As U.S. political pressure accelerates, New York-listed Chinese companies are quickly turning to Hong Kong.
The U.S. Securities and Exchange Commission is set to hold a roundtable on July 9 to hear views from investors and others on the risks of investing in emerging markets such as China. UBS' in-house regulatory affairs experts expect the U.S. House of Representatives will pass the new legislation against Chinese IPOs by late August, according to a note Tuesday.
Ahead of these potential changes, NetEase held a secondary stock offering in Hong Kong on Thursday, while Chinese e-commerce and logistics company JD.com is also planning a secondary listing in coming weeks.
"If you're a publicly traded company anywhere in the world this uncertainty is a material risk. There's no way around that," James Early, CEO of investment research firm Stansberry China, said in a phone interview last week. "The second listing idea is going to be a lot more palatable than just getting out of the U.S. altogether."
Many Chinese companies have sought the chance to list in New York for the branding benefits, and the opportunity to build capital outside of China's border controls. Even as Washington-Beijing tensions simmered, Chinese grocery delivery platform Dada went public on the Nasdaq last week.
For its part, the Chinese government has wanted to keep its best companies listed closer to home. Last year, the STAR Market launched in Shanghai just months after a directive from Chinese President Xi Jinping.
"Shanghai's STAR market has also lowered the costs of going public in China, removing one of the key reasons why many Chinese companies go public in Hong Kong or abroad," Jay Ritter, a finance professor at the University of Florida, said in an email. He pointed out that companies in China have faced long delays in getting approval from the China Securities Regulatory Commission.
The number of public offerings in China reflects the regulatory changes.
The number of public offerings in Hong Kong has also climbed in the last several years, topping 160 last year and 55 for the year so far, according to Wind.
The semi-autonomous region has made it easier in recent years for biotechnology companies to list on its exchange. The Hong Kong Stock Exchange is already home to Chinese technology giants such as Tencent and Meituan-Dianping.
UBS Securities' China equity strategy team added in a note that new secondary listings in Hong Kong could still draw investment from U.S. institutional investors that have global operations.
International financial institutions have already had their eye on China. The Chinese government has increased efforts to open up the domestic financial industry further to foreign players. The moves are part of a years-long trend, and are also part of the phase one trade agreement signed with the U.S. in January. Critics say Beijing ensured its own financial services industry was well developed before opening the market to foreigners.
But many in the business point out that several segments of financial services are still in the early stages of development, such as insurance and asset management.

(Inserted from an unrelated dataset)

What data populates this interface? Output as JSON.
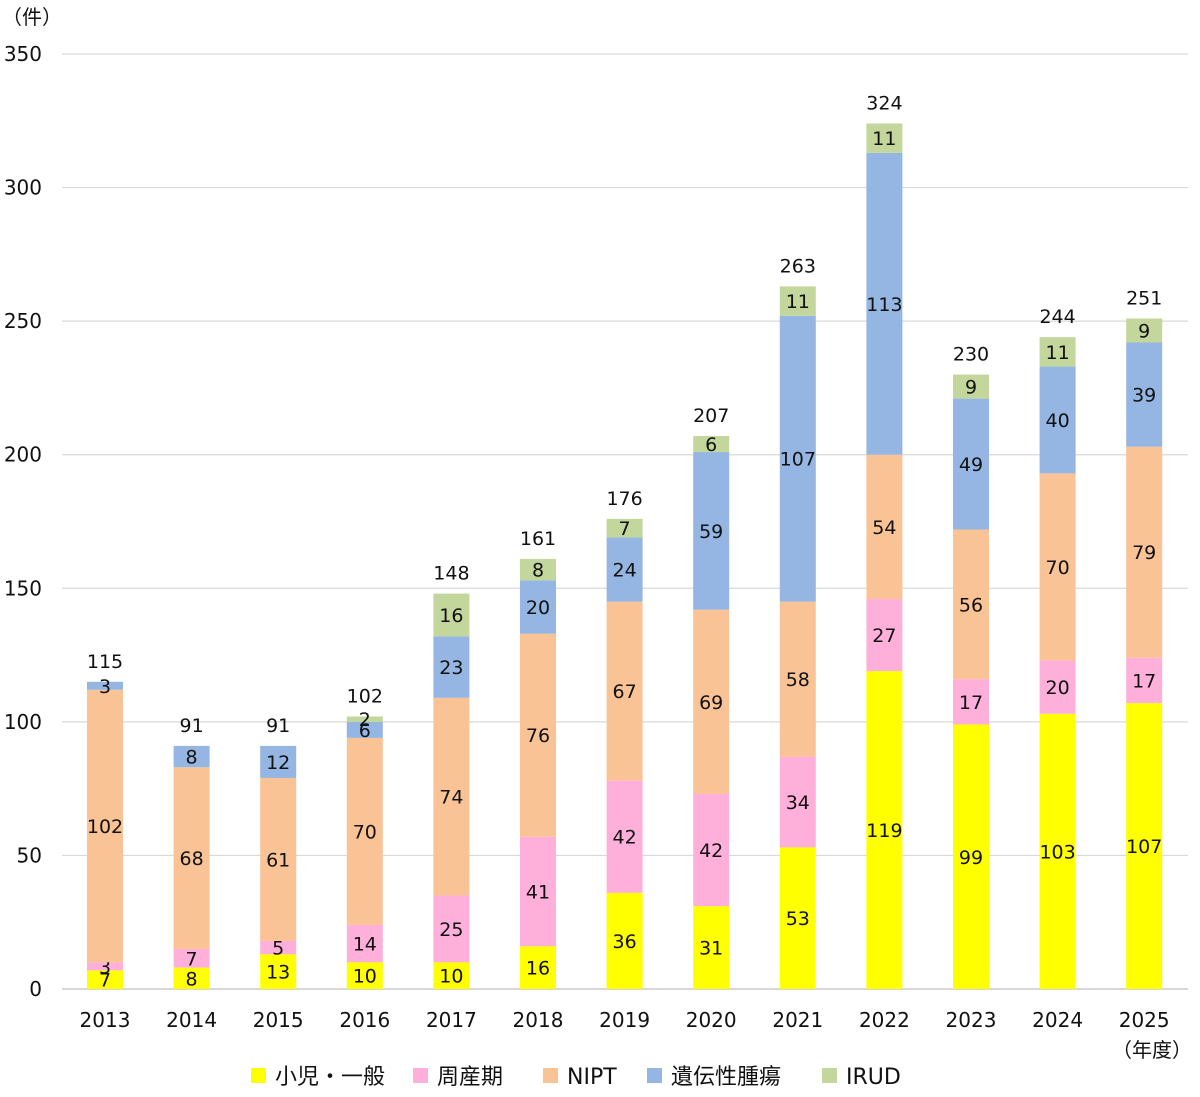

"We've seen a lot of interest in the market," Chantal Grinderslev, partner at Shanghai-based investment management consulting firm Z-Ben, said in an email. "For those clients that are looking into China ... they all realize: In the current global environment, there isn't an alternative to China."
In one of the latest moves by a foreign firm, Fidelity International – the now independent overseas arm of the U.S. asset management giant – applied last month to set up a wholly owned mutual fund unit. In 2018, the company launched a five-year partnership with Ant Fortune, a subsidiary of Alibaba-affiliate Ant Financial, to study retirement preparedness among people in China.
Scully Cui, principal at Bain Greater China, pointed out in a phone interview earlier this week that more and more foreign firms are coming into a Chinese market that is already full of nimble players.
"The foreign financial institutions should (move) quickly enough to make the best use of this opening up policy," she said.